Farklı bir coğrafyada hayata yeniden başlayan Linda için iki şey çok önemli: Hayattan her zaman bir şeyler öğrenebiliriz ve insan hata yaparak birşeyler öğrenir. Linda “Hata yok ders var.” diye de ekliyorç. Linda çalışanlarına bu amaçla haftanın iki günü İngilizce dersi anlatması için de hoca tutmuş. Gözlemlerimden çıkardığım kadarıyla da çalışanlarına karşı da anlayışlı bir patron olan Linda, bu nedenle bütün ürünlerinin mutlu olduğunu vurguluyor. Linda, Amerika'da olmayışının kendisi için kayıp olmadığının da farkında. Linda, gelecek için planların var mı soruma ise yok diye cevap veriyor. Çünkü ürünlerini yurtdışına pazarlamayı veya yurtiçinde başka dükkanlara satmayı düşünmüyor.
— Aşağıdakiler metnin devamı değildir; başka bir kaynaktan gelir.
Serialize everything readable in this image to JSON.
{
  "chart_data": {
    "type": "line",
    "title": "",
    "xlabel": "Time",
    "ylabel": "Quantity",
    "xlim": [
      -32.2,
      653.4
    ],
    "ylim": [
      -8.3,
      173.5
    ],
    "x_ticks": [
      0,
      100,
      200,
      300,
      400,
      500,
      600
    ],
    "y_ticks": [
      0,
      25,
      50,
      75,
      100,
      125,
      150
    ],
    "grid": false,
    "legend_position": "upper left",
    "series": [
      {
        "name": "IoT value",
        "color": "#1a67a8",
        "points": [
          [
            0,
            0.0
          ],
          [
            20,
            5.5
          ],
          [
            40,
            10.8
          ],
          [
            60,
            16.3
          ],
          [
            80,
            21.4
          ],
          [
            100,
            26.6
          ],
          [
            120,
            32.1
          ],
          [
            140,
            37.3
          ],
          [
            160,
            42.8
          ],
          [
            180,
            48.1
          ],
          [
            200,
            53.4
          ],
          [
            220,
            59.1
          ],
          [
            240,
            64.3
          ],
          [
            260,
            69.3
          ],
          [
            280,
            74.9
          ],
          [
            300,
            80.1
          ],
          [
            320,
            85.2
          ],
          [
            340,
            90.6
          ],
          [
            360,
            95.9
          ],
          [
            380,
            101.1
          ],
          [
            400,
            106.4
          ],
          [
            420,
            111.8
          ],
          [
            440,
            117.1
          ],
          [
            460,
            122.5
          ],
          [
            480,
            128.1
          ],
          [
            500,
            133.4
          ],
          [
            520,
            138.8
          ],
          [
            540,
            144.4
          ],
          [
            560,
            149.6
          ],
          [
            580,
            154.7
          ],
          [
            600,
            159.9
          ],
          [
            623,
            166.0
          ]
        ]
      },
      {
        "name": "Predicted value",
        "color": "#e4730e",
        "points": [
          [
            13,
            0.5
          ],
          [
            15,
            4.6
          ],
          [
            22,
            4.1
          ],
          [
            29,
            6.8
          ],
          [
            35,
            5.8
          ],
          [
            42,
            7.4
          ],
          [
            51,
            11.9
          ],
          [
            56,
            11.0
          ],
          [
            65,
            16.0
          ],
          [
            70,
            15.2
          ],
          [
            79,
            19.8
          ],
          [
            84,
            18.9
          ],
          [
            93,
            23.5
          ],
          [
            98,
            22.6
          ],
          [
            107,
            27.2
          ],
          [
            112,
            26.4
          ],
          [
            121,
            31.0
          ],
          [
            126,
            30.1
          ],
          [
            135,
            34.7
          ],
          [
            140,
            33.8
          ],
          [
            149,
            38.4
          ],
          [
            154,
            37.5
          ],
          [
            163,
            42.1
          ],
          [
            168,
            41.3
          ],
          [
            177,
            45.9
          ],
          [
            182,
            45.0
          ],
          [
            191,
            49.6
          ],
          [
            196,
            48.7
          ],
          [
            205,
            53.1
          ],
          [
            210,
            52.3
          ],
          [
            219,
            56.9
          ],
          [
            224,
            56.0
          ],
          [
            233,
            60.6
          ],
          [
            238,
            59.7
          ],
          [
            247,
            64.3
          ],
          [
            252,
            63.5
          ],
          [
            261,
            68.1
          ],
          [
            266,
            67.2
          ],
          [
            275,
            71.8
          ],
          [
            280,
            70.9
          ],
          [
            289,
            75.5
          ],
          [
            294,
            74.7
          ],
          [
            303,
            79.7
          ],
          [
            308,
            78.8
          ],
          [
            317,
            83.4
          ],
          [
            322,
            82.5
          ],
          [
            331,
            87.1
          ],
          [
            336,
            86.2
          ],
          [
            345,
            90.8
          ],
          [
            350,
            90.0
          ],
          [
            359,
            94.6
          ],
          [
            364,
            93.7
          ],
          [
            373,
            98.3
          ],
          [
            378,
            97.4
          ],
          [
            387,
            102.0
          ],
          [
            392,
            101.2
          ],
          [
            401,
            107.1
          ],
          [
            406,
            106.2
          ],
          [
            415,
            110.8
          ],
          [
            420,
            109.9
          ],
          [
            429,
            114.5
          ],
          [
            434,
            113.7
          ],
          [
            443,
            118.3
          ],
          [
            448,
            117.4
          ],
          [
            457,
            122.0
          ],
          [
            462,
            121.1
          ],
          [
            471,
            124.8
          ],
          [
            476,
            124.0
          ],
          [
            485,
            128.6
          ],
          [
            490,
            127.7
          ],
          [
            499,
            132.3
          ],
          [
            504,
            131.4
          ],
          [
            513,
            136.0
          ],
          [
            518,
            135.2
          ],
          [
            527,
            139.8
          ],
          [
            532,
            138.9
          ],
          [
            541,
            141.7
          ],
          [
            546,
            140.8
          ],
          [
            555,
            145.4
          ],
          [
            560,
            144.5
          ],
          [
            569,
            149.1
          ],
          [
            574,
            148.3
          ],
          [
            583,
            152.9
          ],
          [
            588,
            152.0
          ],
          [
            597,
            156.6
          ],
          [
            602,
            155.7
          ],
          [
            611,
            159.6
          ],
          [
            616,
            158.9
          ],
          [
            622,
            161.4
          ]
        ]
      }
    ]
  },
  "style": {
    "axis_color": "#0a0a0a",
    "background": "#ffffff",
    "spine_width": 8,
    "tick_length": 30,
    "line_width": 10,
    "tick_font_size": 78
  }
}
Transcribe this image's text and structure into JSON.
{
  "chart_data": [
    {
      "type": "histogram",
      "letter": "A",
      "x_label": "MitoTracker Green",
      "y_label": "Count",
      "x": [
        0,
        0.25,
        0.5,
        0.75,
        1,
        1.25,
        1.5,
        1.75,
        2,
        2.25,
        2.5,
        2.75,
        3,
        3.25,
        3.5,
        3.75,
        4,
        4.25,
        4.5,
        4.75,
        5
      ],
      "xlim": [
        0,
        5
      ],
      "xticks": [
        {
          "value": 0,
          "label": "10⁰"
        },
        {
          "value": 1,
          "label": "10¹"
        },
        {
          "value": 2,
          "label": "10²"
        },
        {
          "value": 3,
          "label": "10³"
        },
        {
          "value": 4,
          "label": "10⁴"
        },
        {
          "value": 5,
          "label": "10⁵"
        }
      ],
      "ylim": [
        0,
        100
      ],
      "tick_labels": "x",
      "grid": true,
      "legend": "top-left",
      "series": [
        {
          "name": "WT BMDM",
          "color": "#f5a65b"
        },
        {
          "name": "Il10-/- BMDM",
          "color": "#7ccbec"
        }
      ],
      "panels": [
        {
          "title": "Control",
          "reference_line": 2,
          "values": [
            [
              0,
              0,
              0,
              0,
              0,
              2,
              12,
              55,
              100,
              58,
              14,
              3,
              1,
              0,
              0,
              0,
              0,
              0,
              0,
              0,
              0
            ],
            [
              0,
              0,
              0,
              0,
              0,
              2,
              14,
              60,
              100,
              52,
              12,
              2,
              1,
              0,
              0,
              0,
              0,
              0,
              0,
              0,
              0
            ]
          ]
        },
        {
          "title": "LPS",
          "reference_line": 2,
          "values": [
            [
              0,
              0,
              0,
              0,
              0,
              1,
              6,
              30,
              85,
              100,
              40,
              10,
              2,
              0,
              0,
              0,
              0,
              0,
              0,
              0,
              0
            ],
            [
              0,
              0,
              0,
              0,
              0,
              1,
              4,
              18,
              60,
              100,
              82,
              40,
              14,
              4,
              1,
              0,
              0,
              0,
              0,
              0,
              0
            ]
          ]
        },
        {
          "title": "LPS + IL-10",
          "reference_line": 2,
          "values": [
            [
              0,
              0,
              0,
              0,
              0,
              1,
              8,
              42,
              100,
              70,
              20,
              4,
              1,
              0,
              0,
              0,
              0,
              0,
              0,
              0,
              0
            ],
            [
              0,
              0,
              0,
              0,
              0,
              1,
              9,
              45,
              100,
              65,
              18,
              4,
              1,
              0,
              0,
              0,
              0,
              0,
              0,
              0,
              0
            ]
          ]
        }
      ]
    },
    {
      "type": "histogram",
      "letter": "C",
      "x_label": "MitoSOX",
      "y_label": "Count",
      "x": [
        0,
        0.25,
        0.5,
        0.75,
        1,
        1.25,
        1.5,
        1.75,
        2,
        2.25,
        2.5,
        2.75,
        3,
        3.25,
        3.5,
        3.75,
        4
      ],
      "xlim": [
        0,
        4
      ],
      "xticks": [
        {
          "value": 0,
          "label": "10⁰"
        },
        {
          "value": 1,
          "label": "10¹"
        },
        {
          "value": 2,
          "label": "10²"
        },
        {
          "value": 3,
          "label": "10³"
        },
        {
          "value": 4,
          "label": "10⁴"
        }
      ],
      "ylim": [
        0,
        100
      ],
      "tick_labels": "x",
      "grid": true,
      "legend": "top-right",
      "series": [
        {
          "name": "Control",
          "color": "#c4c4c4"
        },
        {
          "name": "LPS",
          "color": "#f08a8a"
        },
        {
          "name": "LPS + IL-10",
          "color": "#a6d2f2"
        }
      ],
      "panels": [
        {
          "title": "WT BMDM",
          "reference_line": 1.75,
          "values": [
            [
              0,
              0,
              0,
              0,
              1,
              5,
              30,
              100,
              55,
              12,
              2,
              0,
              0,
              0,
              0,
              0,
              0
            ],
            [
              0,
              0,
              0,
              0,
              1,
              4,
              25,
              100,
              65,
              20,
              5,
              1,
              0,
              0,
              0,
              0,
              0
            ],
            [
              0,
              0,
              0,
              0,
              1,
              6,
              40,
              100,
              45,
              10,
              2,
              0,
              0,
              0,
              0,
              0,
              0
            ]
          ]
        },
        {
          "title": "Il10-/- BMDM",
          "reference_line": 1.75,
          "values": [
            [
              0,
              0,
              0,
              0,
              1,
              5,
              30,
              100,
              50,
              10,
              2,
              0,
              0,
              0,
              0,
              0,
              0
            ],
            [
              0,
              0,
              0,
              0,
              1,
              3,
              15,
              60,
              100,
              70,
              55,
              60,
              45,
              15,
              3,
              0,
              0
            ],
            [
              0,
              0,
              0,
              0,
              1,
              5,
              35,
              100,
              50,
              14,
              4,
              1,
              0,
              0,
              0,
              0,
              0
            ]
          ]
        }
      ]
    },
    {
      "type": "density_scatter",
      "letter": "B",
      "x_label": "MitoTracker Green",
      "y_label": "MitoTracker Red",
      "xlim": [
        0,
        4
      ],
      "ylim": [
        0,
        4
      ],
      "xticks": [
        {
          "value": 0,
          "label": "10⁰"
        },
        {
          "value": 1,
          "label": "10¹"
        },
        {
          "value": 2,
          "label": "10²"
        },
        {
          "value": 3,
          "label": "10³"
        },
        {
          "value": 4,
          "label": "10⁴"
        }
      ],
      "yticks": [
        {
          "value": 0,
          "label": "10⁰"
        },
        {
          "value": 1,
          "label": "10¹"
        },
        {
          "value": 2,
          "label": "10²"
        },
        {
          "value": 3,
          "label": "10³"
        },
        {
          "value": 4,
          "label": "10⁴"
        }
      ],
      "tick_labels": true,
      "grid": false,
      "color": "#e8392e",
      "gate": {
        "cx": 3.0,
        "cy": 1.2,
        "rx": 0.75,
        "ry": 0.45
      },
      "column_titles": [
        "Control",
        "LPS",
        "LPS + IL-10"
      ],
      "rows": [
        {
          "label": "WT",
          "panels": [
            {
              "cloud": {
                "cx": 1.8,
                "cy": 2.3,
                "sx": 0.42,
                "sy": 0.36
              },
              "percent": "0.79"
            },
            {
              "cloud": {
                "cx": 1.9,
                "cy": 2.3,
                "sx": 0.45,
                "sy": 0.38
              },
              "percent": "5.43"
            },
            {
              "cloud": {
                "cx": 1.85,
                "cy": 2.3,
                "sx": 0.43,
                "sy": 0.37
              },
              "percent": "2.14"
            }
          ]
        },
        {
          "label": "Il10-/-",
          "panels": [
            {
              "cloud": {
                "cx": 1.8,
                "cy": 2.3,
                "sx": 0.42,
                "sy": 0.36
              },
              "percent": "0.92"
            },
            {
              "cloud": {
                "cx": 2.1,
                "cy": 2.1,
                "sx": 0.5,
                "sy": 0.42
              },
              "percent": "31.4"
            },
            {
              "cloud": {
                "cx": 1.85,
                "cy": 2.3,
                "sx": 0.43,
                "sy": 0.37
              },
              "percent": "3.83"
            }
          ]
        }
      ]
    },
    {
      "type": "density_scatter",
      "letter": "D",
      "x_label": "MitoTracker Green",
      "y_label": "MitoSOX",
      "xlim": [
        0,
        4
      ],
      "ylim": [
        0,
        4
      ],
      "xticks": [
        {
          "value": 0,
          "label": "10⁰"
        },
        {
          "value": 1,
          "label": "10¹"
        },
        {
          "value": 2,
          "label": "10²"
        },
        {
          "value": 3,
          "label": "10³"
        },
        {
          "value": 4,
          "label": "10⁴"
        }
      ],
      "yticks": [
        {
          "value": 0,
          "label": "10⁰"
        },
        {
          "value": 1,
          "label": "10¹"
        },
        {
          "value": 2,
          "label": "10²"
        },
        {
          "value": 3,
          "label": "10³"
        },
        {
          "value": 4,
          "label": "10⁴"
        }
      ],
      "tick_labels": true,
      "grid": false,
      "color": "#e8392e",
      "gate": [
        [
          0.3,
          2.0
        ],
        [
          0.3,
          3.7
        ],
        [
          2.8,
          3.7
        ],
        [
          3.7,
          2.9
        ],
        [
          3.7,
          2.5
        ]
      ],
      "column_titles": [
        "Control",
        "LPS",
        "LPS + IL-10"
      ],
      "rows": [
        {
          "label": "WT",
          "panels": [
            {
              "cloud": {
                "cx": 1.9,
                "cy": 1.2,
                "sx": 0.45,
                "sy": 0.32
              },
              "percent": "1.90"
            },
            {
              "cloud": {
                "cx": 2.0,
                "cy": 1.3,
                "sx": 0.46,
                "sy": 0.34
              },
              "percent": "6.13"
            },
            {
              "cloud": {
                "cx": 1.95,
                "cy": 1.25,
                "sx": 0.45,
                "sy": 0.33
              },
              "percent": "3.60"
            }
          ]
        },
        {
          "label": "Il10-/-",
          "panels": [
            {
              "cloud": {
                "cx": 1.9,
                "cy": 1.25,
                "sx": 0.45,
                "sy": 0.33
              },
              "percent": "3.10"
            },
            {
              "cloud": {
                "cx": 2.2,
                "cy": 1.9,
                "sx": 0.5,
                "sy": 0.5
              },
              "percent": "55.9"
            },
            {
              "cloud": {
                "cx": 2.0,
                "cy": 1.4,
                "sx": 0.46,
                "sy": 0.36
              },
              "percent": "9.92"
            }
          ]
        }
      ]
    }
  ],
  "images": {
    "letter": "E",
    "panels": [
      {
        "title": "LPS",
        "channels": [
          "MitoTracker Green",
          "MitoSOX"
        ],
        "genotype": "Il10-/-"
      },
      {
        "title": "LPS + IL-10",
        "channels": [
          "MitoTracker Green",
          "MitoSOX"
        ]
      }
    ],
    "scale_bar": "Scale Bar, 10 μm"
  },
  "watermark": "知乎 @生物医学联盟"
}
Hem hepsi elde üretildiği için, hem de ürünlerine çok değer verdiği için kendisi satmayı tercih ediyor. Ayrıca "İnsanlar çok ucuz şeyler arıyor, anlayabiyorum. Ancak ürünlerimiz el sanatı olduğu için çok ucuza satamıyoruz." diyor.




“İSTANBUL SEVGİM KELİMELERE SIĞMAZ”

İstanbul'a ve ülkemize bağlanan Linda'ya bu sevginin kaynağını soruyoruz. “Ülkenizin güzelliğini anlatmam için saatlerce konuşmam gerekiyor.” diyor. Ancak işlerinin yoğunluğundan dolayı şu sıralar pek gezemediğini, ürün almak için ve daha kaliteli işler ortaya koymak için sürekli çalıştığını fazla tatil yapamadığını da dile getiriyor. İstanbul'dan başka beğendiği yerleri soruyoruz:. O da şöyle cevap veriyor: "Her ilde çok değişik şeyler buluyorum. Ama, Amasya bambaşka. tatil yapmak için Van'ı, İznik'i, Amasya'yı tercih ediyorum." Linda gerçekten keyifli, enerji ve hayat dolu, sürekli gülümseyen bir kadın ayrıca çalışanlarının da gözbebeği.